The late, unlamented News of the World was a tabloid’s tabloid — meaning that it made the New York Post look formal and stuffy. When I lived in London 20 years ago, you could always count on News of the World to come up with the juciest, most lurid tidbits of information about the big story of the week. You could love the paper or hate it, but you couldn’t ignore it.

We now know how the News was getting much of that inside skinny. It was bad enough to learn that the paper had paid private investigators to hack into the mobile phones of celebrities, athletes and members of the royal family. Now it turns out that the News also orchestrated such illicit snooping into the lives of the relatives of slain British servicemen, the families of terrorist-bombing victims and even a kidnapped — and later slain — 13-year-old girl. Even by the swashbuckling standards of Fleet Street, this is obscene.

In a totally unexpected move, media mogul Rupert Murdoch sentenced what was said to be one of his favorite newspapers to the death penalty: It was announced Thursday that this Sunday’s edition of the 168-year-old paper will be the last. “Wrongdoers turned a good newsroom bad and this was not fully understood or adequately pursued,” said James Murdoch, the press baron’s son and heir apparent.
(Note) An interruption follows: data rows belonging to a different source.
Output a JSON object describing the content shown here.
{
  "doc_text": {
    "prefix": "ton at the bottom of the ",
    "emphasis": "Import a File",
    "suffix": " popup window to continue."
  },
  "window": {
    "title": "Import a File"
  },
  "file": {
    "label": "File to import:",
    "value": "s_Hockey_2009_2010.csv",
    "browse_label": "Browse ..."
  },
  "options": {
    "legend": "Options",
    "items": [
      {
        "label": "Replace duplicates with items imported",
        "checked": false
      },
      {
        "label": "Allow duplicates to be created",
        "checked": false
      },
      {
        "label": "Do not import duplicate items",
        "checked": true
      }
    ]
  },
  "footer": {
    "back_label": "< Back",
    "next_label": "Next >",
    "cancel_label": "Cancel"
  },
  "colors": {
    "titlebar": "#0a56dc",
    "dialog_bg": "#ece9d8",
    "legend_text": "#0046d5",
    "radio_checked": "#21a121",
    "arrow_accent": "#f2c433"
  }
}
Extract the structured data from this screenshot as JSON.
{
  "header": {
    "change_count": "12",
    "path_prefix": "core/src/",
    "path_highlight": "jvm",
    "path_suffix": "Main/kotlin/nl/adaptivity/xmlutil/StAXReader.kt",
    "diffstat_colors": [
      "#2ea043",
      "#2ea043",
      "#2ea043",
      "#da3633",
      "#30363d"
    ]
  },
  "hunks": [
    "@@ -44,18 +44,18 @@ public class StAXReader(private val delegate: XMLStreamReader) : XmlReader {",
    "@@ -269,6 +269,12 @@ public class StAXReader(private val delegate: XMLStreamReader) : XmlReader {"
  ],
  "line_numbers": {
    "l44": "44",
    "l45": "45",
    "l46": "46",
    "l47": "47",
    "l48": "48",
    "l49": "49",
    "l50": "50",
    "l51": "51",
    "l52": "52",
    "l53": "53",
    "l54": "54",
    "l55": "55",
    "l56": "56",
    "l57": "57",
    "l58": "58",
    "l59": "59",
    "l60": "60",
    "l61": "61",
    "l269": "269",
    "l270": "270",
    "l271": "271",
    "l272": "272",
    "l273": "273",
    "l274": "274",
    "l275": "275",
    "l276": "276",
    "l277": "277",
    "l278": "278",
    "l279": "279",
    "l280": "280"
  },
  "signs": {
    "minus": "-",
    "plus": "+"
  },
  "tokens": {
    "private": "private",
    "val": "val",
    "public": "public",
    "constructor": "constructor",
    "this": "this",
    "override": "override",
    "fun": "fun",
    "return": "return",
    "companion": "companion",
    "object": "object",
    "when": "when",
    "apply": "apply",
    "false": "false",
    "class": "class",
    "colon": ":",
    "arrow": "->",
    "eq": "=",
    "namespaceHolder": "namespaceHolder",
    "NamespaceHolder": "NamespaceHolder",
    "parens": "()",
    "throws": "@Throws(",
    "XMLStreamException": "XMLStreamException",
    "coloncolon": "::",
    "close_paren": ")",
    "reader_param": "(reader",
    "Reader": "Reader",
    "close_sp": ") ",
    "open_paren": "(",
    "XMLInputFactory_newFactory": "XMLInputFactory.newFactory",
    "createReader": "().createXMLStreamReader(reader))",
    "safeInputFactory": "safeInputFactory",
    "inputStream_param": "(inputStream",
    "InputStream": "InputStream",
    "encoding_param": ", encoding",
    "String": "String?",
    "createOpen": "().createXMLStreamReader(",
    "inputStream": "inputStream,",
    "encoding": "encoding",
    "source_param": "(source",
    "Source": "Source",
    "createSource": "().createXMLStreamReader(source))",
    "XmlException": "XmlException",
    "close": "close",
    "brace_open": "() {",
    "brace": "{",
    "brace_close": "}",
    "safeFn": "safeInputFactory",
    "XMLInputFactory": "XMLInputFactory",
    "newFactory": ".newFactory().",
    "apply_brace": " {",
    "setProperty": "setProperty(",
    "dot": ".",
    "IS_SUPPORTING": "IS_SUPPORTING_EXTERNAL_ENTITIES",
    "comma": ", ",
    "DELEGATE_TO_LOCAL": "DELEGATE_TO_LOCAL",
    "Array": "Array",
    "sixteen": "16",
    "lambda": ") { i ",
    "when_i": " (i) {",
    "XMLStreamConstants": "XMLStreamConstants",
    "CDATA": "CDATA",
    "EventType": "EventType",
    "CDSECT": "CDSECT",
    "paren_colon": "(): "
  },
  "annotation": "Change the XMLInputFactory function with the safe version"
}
The problem is that eventually the scandal will be fully understood — and punished. The revelations have caused such an uproar in Britain that Prime Minister David Cameron is under pressure to act, perhaps by delaying a huge satellite-television deal that Murdoch’s News Corp. wants to make. Criminal investigations are underway. Murdoch has so far declined to fire any of the executives who are implicated. It is likely that there will come a day when he is hard-pressed to keep them out of jail.

For years now, not a single newspaper has been headquartered on Fleet Street. The romance is long gone — and now the News of the World is going, too. After Sunday, only the stench will remain.